Non contente de préparer son dossier de défense, elle a aussi pris contact avec des femmes qui se sont trouvées confrontées au même type de harcèlement judiciaire. « Nous vivons désormais dans un pays où l’on considère comme anormal, voire criminel, de laisser des enfants échapper à la surveillance directe d’un adulte, même l’espace d’une seconde », constate-t-elle.

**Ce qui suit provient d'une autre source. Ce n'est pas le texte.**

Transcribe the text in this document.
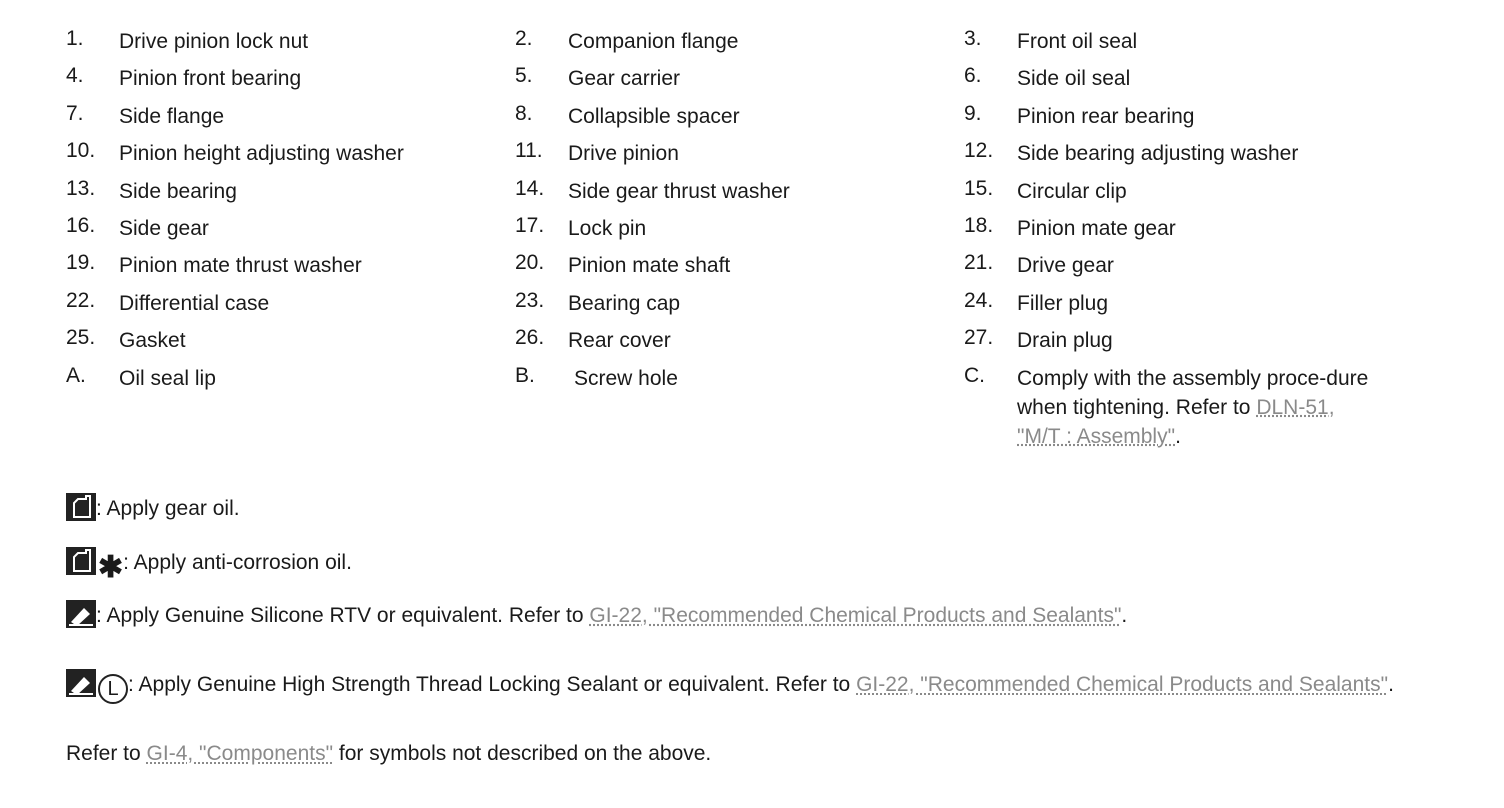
1. Drive pinion lock nut	2. Companion flange	3. Front oil seal
4. Pinion front bearing	5. Gear carrier	6. Side oil seal
7. Side flange	8. Collapsible spacer	9. Pinion rear bearing
10. Pinion height adjusting washer	11. Drive pinion	12. Side bearing adjusting washer
13. Side bearing	14. Side gear thrust washer	15. Circular clip
16. Side gear	17. Lock pin	18. Pinion mate gear
19. Pinion mate thrust washer	20. Pinion mate shaft	21. Drive gear
22. Differential case	23. Bearing cap	24. Filler plug
25. Gasket	26. Rear cover	27. Drain plug
A. Oil seal lip	B. Screw hole	C. Comply with the assembly proce-dure when tightening. Refer to DLN-51, "M/T : Assembly".
: Apply gear oil.
✱: Apply anti-corrosion oil.
: Apply Genuine Silicone RTV or equivalent. Refer to GI-22, "Recommended Chemical Products and Sealants".
L : Apply Genuine High Strength Thread Locking Sealant or equivalent. Refer to GI-22, "Recommended Chemical Products and Sealants".
Refer to GI-4, "Components" for symbols not described on the above.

Le contrôle serré des parents pour éviter des horreurs qui n’arrivent quasiment jamais
Et de souligner que ce sont les horreurs occasionnelles – l’enfant qui meurt de chaud, abandonné dans une voiture fermée, l’enfant kidnappé, violé, tué – qui justifient une surveillance démesurée sur certains points très précis, alors même que les enfants sont bien plus fréquemment victimes d’autres malheurs, comme le diabète infantile ou la dépression. « Statistiquement parlant (…) il faudrait laisser un enfant seul dans un lieu public pendant 750.000 ans avant qu’un étranger ne l’embarque. Statistiquement parlant, un enfant a bien plus de chances d’être tué dans une voiture en route vers un magasin plutôt qu’en y attendant sur un parking. Nous avons décidé que de tels raisonnements sont hors sujet. »
Le résultat de cette peur, de ce principe de précaution, de cette recherche du risque zéro, est que les enfants ne vont plus seuls à l’école, ils ne jouent plus dans les parcs, n’attendent plus dans la voiture ; ils ne connaissent plus le plaisir d’une promenade à pied ou à vélo dans la forêt, entre copains, ni celui de construire des cabanes ou des châteaux forts secrets pendant que les mamans travaillent, font la cuisine ou vivent leur vie, se lamente l’auteur.
Et de réfléchir aux raisons de ce changement sociétal : « Les gens ne pensent pas seulement que le fait de laisser un enfant seul est dangereux et donc immoral. Ils pensent aussi que c’est immoral et donc dangereux », souligne la chercheuse en sciences cognitives Barbara Sarnecka, qui a pu établir que des personnes sondées estiment plus « dangereux » de laisser temporairement un enfant seul si c’est pour aller voir un amant que si c’est pour faire du bénévolat… « Ce n’est pas une affaire de sécurité, il s’agit de mettre en œuvre une norme sociale. »
Kim Brooks relate les aventures d’autres mères confrontées à ce contrôle. L’une, Debra Harrell, a vu sa fille de neuf ans confiée un foyer d’accueil pendant 15 jours parce qu’elle l’avait laissée jouer à l’extérieur avec de nombreux autres enfants alors qu’elle-même travaillait dans un McDonald’s voisin. Un autre parent s’était mêlé de la signaler à la police.
Maternité surveillée – mais l’avortement est légal !
Dans l’Arizona, une femme qui n’avait pas les moyens d’engager un baby-sitter s’est vue condamner à 18 ans de liberté surveillée parce qu’elle avait laissé ses deux plus jeunes enfants dans sa voiture pendant qu’elle passait un entretien d’embauche.
Mais l’ingérence des pouvoirs publics ne frappe pas seulement les mamans pauvres. Une mère au foyer a été accusée de mise en danger d’un enfant pour avoir laissé sa petite fille de quatre ans dormir dans la voiture pendant qu’elle faisait une course de quelques minutes. La police l’avait vertement tancée en lui disant : » Une femme au foyer trop occupée à faire les magasins pour prendre soin de ses enfants ! Votre mari sait-il comment vous vous occupez de votre enfant pendant qu’il est à l’extérieur, en train de faire rentrer les gros dollars ? »
Mais les choses changent : en mars dernier, l’Etat de l’Utah a voté une loi qui protège les parents qui élèvent leurs enfants « en liberté » (oui, comme les œufs de poule de plein air). Si l’œuvre des parents consiste à éduquer leurs enfants à la liberté et à la responsabilité, c’est une bonne nouvelle. Parce que les enfants ont « droit au danger », et que seuls leurs parents sont capables d’en jauger le degré et la manière.